Dans l’abîme où vous êtes tombée, dans ce cauchemar devenu réalité, il faut s’obstiner à survivre. Survivre, à Auschwitz, comme à Mauthausen, à Treblinka, à Bergen-Belsen, est une tâche presque impossible. […]

Nous sommes en janvier 45. L’avance des troupes soviétiques fait que votre groupe est envoyé à Dora, commando de Buchenwald. Le voyage est effroyable : le froid et le manque de nourriture tuent beaucoup d’entre vous. Vous ne restez que deux jours à Dora. On vous expédie à Bergen-Belsen. Votre mère, épuisée, y meurt du typhus le 13 mars. Un mois plus tard, les troupes anglaises entrent à Bergen-Belsen et vous libèrent. […]

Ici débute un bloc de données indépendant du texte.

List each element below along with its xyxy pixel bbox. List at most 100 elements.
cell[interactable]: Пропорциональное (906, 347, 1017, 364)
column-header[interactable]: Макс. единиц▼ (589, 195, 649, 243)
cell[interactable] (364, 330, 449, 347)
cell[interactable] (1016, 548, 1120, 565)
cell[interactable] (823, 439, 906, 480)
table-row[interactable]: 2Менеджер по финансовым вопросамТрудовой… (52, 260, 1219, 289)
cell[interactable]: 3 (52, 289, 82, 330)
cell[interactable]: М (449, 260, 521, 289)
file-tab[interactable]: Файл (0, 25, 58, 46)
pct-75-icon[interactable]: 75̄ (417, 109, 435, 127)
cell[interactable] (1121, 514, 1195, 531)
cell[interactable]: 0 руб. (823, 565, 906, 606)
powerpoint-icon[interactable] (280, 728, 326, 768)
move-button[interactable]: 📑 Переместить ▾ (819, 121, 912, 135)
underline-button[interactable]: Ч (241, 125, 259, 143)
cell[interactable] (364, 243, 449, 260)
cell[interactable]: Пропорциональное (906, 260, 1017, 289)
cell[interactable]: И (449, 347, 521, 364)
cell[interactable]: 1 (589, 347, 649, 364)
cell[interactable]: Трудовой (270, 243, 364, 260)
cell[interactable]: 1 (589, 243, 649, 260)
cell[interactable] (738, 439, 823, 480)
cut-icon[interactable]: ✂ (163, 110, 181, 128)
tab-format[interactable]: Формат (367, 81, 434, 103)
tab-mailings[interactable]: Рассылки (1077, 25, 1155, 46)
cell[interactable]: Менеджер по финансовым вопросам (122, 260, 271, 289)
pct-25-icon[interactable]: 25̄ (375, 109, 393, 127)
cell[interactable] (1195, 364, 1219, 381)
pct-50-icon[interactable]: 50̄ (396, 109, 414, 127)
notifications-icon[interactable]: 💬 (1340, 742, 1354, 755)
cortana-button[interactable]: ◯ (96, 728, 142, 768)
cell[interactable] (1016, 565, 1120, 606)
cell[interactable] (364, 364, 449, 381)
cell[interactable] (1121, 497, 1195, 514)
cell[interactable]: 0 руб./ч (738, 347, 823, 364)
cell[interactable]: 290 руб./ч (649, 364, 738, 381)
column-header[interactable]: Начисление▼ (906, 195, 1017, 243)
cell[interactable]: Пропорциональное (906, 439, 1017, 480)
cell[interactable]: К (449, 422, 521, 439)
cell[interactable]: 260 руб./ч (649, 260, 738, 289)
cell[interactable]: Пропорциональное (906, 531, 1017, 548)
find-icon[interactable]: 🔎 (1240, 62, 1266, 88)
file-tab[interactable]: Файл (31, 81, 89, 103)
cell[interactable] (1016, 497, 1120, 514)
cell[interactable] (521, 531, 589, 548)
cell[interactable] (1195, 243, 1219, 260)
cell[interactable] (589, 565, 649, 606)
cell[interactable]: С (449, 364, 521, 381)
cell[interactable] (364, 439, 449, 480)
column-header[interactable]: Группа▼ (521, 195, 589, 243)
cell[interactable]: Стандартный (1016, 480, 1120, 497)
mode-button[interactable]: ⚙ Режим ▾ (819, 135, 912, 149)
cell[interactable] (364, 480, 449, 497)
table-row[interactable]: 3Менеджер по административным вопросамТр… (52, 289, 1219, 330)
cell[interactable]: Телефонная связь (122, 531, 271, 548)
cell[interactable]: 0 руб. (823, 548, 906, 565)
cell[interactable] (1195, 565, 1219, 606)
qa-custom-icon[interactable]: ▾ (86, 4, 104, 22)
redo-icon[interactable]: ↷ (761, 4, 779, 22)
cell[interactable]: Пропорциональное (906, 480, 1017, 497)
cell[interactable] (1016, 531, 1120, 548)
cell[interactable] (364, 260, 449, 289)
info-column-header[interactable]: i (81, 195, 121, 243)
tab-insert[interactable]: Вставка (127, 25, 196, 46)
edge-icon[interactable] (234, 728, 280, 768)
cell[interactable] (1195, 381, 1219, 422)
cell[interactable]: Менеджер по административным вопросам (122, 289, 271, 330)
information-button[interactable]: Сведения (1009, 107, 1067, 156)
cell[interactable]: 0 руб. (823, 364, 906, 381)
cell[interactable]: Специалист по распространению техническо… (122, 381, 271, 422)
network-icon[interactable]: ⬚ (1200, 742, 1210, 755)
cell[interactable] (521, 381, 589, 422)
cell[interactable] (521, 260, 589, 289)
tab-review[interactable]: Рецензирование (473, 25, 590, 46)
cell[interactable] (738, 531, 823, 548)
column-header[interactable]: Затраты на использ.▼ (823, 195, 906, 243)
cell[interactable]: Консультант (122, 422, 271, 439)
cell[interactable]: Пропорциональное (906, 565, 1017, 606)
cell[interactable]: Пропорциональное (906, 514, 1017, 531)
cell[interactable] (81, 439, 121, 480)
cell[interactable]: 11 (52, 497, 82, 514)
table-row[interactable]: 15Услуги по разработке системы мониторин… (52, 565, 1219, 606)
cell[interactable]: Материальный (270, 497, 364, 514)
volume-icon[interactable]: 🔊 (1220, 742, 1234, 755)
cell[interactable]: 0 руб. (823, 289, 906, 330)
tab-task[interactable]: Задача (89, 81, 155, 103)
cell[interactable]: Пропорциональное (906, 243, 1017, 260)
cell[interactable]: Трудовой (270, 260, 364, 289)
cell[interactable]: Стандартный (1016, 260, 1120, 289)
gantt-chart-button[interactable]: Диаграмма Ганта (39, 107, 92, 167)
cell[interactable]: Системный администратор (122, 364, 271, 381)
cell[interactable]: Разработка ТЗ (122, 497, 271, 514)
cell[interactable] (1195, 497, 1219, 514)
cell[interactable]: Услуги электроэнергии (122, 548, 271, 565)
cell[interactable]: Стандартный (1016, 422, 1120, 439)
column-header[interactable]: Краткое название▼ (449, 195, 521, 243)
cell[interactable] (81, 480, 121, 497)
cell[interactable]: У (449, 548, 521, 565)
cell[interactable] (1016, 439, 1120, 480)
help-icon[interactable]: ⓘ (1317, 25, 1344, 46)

Plus d’un mois après la libération de Bergen-Belsen, vous arrivez enfin à l’hôtel Lutetia. Vous apprenez alors seulement le sort de votre sœur Denise, dont vous n’aviez aucune nouvelle depuis Drancy. Déportée à Ravensbrück, puis à Mauthausen, elle vient de rentrer en France. Le sort de votre père et de votre frère, vous ne le saurez que bien plus tard : déportés dans les pays Baltes, ils ont disparu à jamais entre Kaunas et Tallin..

La déportation n’est pas seulement une épreuve physique ; c’est la plus cruelle des épreuves morales. Revivre après être passé par le royaume de l’abjection est presque au-dessus des forces humaines. […]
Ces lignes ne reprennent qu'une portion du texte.